Quantum states, in CSD, represent what we know, not what exists. They are bookkeeping tools that summarise large families of underlying physical situations that look the same from an experimental point of view.
This is where probability enters:
probability reflects limited knowledge
it is not a property of the underlying reality
3. What we observe
Experiments take place in spacetime. We see detectors click. We record outcomes.
In CSD, these observed events are not fundamental ingredients. They are stable, large-scale patterns that emerge from the deeper deterministic behaviour when systems interact with measuring devices.

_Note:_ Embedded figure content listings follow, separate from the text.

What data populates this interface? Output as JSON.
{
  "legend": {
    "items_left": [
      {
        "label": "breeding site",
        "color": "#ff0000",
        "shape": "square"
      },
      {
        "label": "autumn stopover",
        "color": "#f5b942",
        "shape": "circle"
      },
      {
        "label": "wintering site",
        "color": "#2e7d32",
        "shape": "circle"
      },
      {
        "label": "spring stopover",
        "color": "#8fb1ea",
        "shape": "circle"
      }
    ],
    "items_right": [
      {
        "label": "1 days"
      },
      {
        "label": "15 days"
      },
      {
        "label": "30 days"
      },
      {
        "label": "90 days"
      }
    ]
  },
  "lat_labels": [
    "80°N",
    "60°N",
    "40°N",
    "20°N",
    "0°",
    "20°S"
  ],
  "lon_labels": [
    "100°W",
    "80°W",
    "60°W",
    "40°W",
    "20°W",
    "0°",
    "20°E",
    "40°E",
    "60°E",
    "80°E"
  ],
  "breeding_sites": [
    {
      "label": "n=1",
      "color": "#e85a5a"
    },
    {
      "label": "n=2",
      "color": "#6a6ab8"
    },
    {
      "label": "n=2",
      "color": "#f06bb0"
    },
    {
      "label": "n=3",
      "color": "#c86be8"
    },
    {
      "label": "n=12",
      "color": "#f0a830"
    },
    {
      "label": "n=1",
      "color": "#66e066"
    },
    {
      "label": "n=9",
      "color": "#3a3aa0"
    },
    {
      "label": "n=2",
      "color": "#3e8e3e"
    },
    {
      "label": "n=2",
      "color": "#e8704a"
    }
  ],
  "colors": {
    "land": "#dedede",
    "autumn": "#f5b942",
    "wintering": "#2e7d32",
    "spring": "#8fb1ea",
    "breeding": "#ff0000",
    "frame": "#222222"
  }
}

Spacetime descriptions belong to this observed level. They are useful, accurate, and indispensable, but not fundamental.
The key separation to keep in mind
Throughout this primer, it is essential to keep these ideas separate:
Reality itself is deterministic.
Probability arises from incomplete information.
Spacetime events are emergent, practical descriptions of what we observe.
If these are mixed together, the framework will sound mysterious or contradictory. When they are kept separate, the structure becomes simple.
What this primer will and will not do
This primer will show, step by step, how:
probability can arise without randomness
the familiar quantum probability rule follows from symmetry
standard quantum dynamics can be recovered without assuming it from the start
measurement outcomes can be understood without adding collapse or branching rules
This primer will not:
propose new experimental predictions
modify quantum mechanics where it already works
claim that spacetime or quantum field theory are already solved
Those are longer-term research questions.
Why this is worth reading
Even if CSD turns out not to be the final word, it demonstrates something important:
The structure of quantum mechanics may not be fundamental. It may be the visible surface of a deeper, deterministic theory shaped by geometry and symmetry. In this programme, quantum states are treated as operational summaries of an underlying configuration, summarizing precisely the information that remains accessible once preparation, isolation, and measurement context have fixed what can be registered. This is the sense in which probabilities are epistemic: they track typical outcome frequencies relative to what is visible, not indeterminism in the underlying dynamics.
The remaining pages make that statement precise, using only the minimum machinery required.